After massive amounts of user information were shared from large applications with ad networks, Facebook began placing restrictions, and eventually prohibited the sharing of user information between ad networks and developers. This was part of a concerted effort to remove those ads which included user photos, friend information, and other personally identifiable information. This policy was originally implemented back in July of last year, however Facebook is now restating this policy.
The ad provider agrees to provide to Facebook the names, email addresses, and business addresses of all operators and employees of the ad provider and any other related information requested by Facebook for the purpose of maintaining a direct relationship with the ad provider. The ad provider also agrees to share with Facebook the contact information, implementation specifics and payment details, for each developer or application on Facebook for which the ad provider provides services.
This is an extremely significant statement from Facebook. Not only are they requiring all contact information of developers and the employees of ad networks but they also want information about all developer payment details. There are two ways to read into this: Facebook wants to ensure all transactions are legit and/or Facebook wants a significant amount of competitive data prior to launching their payment platform. My guess is that it’s a little bit of both. SEE UPDATE BELOW
If the ad provider owns or operates an application on Facebook Platform, the ad provider may not make customer support contingent upon using such an application or require a user to share information with the application, and will not use any data it receives through operation of the application to tailor content (such as serving advertisements through an ad network). Failure to abide by this term will result in an immediate ban from operating on Facebook Platform. The ad provider agrees to give Facebook audit rights to confirm compliance with this term.
This term highlights one of the workarounds ad networks were using to collect user data. Want to learn more about the ads on Facebook applications or how to prevent them from showing up? You can install an application to find out more at which point that ad network collects data about the user and then uses that targeting information to provide more targeted ads further down the road.
The ad provider agrees to take steps necessary to ensure Facebook may review all content (including advertisements) served on Facebook Platform using the ad provider’s services, including sending a feed of all content from all geo-locations. The ad provider will disclose any efforts it makes to tailor different advertisements to different audiences to ensure that those efforts do not lead to reduced visibility by Facebook. The ad provider will make user complaints available to Facebook. Any IP blocking of Facebook employees or any other related efforts to hide content will result in an immediate ban from operating on Facebook Platform.

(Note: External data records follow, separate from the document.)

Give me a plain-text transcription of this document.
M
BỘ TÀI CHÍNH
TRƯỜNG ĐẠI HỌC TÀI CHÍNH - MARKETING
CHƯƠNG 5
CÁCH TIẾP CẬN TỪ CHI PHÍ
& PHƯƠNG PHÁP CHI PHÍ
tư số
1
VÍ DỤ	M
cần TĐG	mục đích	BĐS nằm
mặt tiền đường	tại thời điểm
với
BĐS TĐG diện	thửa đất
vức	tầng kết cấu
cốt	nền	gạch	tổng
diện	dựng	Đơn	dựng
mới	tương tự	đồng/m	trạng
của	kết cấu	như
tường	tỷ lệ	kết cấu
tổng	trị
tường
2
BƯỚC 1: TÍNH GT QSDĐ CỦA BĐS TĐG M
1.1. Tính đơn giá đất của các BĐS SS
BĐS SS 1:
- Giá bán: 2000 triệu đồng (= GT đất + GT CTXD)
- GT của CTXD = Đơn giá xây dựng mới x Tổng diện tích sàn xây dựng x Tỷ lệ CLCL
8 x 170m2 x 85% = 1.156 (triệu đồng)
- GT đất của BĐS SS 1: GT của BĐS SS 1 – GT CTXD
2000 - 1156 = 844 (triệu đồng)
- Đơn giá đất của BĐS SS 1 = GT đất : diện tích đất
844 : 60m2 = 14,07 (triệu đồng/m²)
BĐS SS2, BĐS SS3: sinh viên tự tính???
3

One of the common tricks used by ad networks previously was to block California from seeing any of the aggressive ads on the platform. The aim was to hide misleading ads from Facebook employees (who work in California). What is most significant about this new policy is that advertisers must now send “a feed of all content from all geo-locations” directly to Facebook. This will require not only development overhead of the networks but also more insight for Facebook. However Nick Gianos claims that “Facebook does not approve or vet the content or services of any ad provider.” However if they want to, it appears they will now be able to monitor every ad that runs on the platform.
Overall, the ne Platform Ad Terms are not exactly surprising, however the amount of information Facebook will now hold about the advertising landscape is more than impressive. They will know the most important details about every ad network on the platform which basically means by operating an ad network on the Facebook Platform, you will continue to be at the mercy of Facebook. It was always obvious that this was the case, however these new terms make it pretty clear.
Facebook reached out to notify us that payment information of developers “will only be requested if there is a very clear need to do so.” This information is not required for third party ad networks to function on the platform but data must be made available if requested.